This January, novel sequels feature fairies-in-waiting, wicked kings, kid spies, black holes, magic, and more.
Holland blends adventure, romance, and political intrigue in a mythical follow-up to her debut novel, Everless. In a world sharply divided between rich and poor, heroine Jules has gained insight into her dark past, learning that she is a powerful being known as “the Alchemist,” who stole the vengeful Sorceress Caro’s heart.
The Wicked King
In this eagerly awaited sequel, Black picks up the story that she began in The Cruel Prince and continued in an e-novella, The Lost Sisters. Jude, a mortal girl living in a Faerie world, has come to control the Faerie Kingdom and has bound the Wicked King Cardan to her.
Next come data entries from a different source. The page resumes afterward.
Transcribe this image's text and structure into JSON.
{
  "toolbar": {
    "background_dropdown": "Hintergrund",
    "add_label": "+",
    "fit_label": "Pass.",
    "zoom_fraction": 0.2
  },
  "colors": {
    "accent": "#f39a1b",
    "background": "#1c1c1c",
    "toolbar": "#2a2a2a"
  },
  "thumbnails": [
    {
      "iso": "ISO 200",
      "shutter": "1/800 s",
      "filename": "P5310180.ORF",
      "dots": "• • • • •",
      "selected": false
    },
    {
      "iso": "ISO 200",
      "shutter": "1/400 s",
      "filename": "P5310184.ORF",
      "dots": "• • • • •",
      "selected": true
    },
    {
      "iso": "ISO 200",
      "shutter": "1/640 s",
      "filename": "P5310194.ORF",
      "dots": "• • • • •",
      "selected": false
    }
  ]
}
With a complex heroine at its center, Black’s multilayered fantasy explores power dynamics, familial bonds, and trauma.
How to Properly Dispose of Planet Earth
New Yorker cartoonist Noth continues his illustrated middle grade series that began with How to Sell Your Family to the Aliens. Protagonist Happy Conklin Jr., who saved his family in the first book, finds himself in another conundrum: this time, he inadvertently opens up a black hole at his middle school.
Imprison the Sky
Gaughen returns to the world of the Elementae, which she introduced in Reign the Earth. The second novel focuses on Aspasia, an air Elementa who captains a flying ship and is in search of her lost family members. Gaughen integrates themes of political corruption, abuse of power, and the impact of trauma against the backdrop of a richly imagined fantasy realm.
Spirits, Spells, and Snark
Thirteen-year-old protagonist Kalvan Munroe discovered his magical powers in Magic, Madness, and Mischief. Though he broke the Winter King’s power, forces are intent on taking his life, and his mother is suffering from delusions. In the second of McCullough’s middle grade series, Kalvan and his familiar, a fire hare named Sparx, set out to rescue Kalvan’s father from a magical world.
The End of the World and Beyond
Avi’s sequel to The Unexpected Life of Oliver Cromwell Pitts finds the 18th-century protagonist in transport from England to America, where he will serve as an indentured servant. Avi offers verisimilitude while calling to mind classic picaresque novels.
Fairy in Waiting
Kinsella introduced Ella Brook—a “Fairy in Waiting”—in Fairy Mom and Me. Though Ella doesn’t yet have wings or a “Computawand,” that doesn’t stop her from trying out magic on her own. Kissi’s sprightly illustrations work in tandem with Kinsella’s exuberant bw art.